"La Frondeuse": la biographie sur Valérie Trierweiler devant la justice

Publié le à PARIS (AFP)

Après un tour de chauffe procédural, la justice examine mercredi les poursuites engagées par la première dame, Valérie Trierweiler, contre sa biographie intitulée "La Frondeuse", ouvrage qui lui prête d'avoir eu dans le passé une relation avec le député UMP Patrick Devedjian.
La 17e chambre civile du Tribunal de grande instance de Paris examinera l'assignation de la compagne du chef de l'Etat pour atteinte à l'intimité de la vie privée. Elle vise les auteurs du livre, les journalistes Alix Bouilhaguet (France 2) et Christophe Jakubyszyn, en charge du service politique de TF1-LCI, ainsi qu'Yves Derai, directeur des éditions du Moment.
Mme Trierweiler leur réclame 40.000 euros de dommages et intérêts.
Cette biographie raconte les premiers pas de la journaliste au côté de son compagnon, devenu président de la République, avec l'affaire du tweet de soutien à l'adversaire de Ségolène Royal aux législatives à La Rochelle, ainsi que sa vie professionnelle, y mêlant des confidences anonymes sur son passé sentimental.
L'avocate de Mme Trierweiler, Me Frédérique Giffard, avait dénoncé des "rumeurs non avérées et malveillantes visant à salir sa personne et ses proches".
Pour de complexes raisons de procédure, seul le volet atteinte à la vie privée sera jugé vendredi, les poursuites en diffamation seront jugées ultérieurement.
"On se demande de quoi le tribunal est vraiment saisi", a déclaré à l'AFP Me Olivier Pardo, conseil de l'éditeur, estimant qu'il règne une "grande confusion", un "couac juridique" car "Mme Trierweiler a trop joué avec la procédure".
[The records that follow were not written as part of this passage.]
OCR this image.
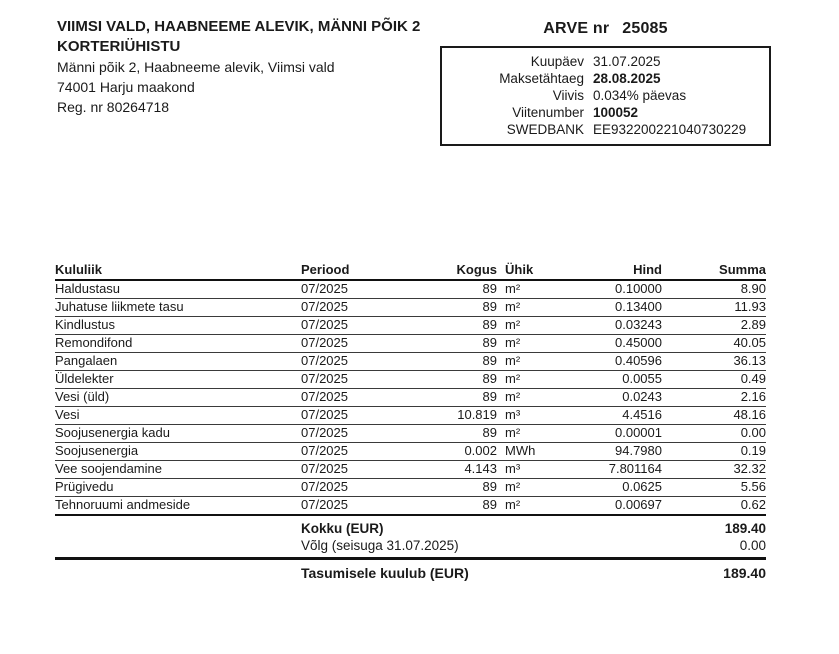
VIIMSI VALD, HAABNEEME ALEVIK, MÄNNI PÕIK 2
KORTERIÜHISTU
Männi põik 2, Haabneeme alevik, Viimsi vald
74001 Harju maakond
Reg. nr 80264718
ARVE nr 25085
Kuupäev 31.07.2025
Maksetähtaeg 28.08.2025
Viivis 0.034% päevas
Viitenumber 100052
SWEDBANK EE932200221040730229
Kululiik	Periood	Kogus Ühik	Hind	Summa
Haldustasu	07/2025	89 m²	0.10000	8.90
Juhatuse liikmete tasu	07/2025	89 m²	0.13400	11.93
Kindlustus	07/2025	89 m²	0.03243	2.89
Remondifond	07/2025	89 m²	0.45000	40.05
Pangalaen	07/2025	89 m²	0.40596	36.13
Üldelekter	07/2025	89 m²	0.0055	0.49
Vesi (üld)	07/2025	89 m²	0.0243	2.16
Vesi	07/2025	10.819 m³	4.4516	48.16
Soojusenergia kadu	07/2025	89 m²	0.00001	0.00
Soojusenergia	07/2025	0.002 MWh	94.7980	0.19
Vee soojendamine	07/2025	4.143 m³	7.801164	32.32
Prügivedu	07/2025	89 m²	0.0625	5.56
Tehnoruumi andmeside	07/2025	89 m²	0.00697	0.62
Kokku (EUR)	189.40
Võlg (seisuga 31.07.2025)	0.00
Tasumisele kuulub (EUR)	189.40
"Impact sur la vie publique"
Il juge que ce qui concerne la première dame a un "impact sur la vie publique".
Mais pour Me Giffard, il n'y pas pas de confusion, "au contraire", mais "deux procédures distinctes".
Selon l'avocate de Christophe Jakubyszyn, Me Florence Bourg, son client est "tout à fait serein", les auteurs ont fait une enquête "sérieuse et documentée".
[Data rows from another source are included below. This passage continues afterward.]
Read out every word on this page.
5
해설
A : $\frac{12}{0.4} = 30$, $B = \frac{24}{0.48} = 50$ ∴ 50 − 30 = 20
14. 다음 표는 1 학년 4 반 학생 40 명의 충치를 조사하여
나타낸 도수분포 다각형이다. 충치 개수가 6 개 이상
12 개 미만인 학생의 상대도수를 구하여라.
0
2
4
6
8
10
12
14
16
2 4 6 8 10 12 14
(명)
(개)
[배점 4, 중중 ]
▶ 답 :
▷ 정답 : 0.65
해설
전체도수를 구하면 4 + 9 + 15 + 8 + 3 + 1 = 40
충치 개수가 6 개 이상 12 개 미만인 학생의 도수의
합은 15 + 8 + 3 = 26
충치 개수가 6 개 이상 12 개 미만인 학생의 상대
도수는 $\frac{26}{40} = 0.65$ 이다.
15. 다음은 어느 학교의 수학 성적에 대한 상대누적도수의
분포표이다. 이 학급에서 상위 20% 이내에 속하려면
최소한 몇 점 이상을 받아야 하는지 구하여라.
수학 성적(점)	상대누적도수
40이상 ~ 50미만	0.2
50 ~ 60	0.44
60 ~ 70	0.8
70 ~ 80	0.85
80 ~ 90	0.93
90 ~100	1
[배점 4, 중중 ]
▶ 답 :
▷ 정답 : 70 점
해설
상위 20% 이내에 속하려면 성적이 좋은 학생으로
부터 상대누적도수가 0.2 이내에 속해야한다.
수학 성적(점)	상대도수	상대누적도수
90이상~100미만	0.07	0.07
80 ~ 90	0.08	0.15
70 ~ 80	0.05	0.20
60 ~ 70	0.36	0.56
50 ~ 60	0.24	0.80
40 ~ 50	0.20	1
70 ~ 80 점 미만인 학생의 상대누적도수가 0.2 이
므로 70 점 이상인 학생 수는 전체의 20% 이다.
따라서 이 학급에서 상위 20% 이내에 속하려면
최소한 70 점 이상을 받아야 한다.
Lors d'une première audience portant sur des questions de nullités de procédure le 10 décembre dernier, François Hollande et Manuel Valls avaient fait irruption dans la procédure.
Le chef de l'Etat et le ministre de l'Intérieur avaient chacun adressé un courrier au tribunal, pour contester des passages de l'ouvrage attaqué.
A droite, les réactions dénonçant un "mélange des genres" s'étaient multipliées, tandis qu'un proche de M. Hollande avait nié toute volonté du président de faire "pression" sur la justice, affirmant qu'il ne s'agissait que d'un "témoignage personnel".
L'avocate de Mme Trierweiler avait nié toute "pression" de la part du président et fait valoir que ces deux lettres, datant du mois de novembre 2012, étaient "annexes" à la procédure.
De son côté, Patrick Devedjian a lui aussi attaqué l'ouvrage en diffamation et réclame 100.000 euros de dommages et intérêts.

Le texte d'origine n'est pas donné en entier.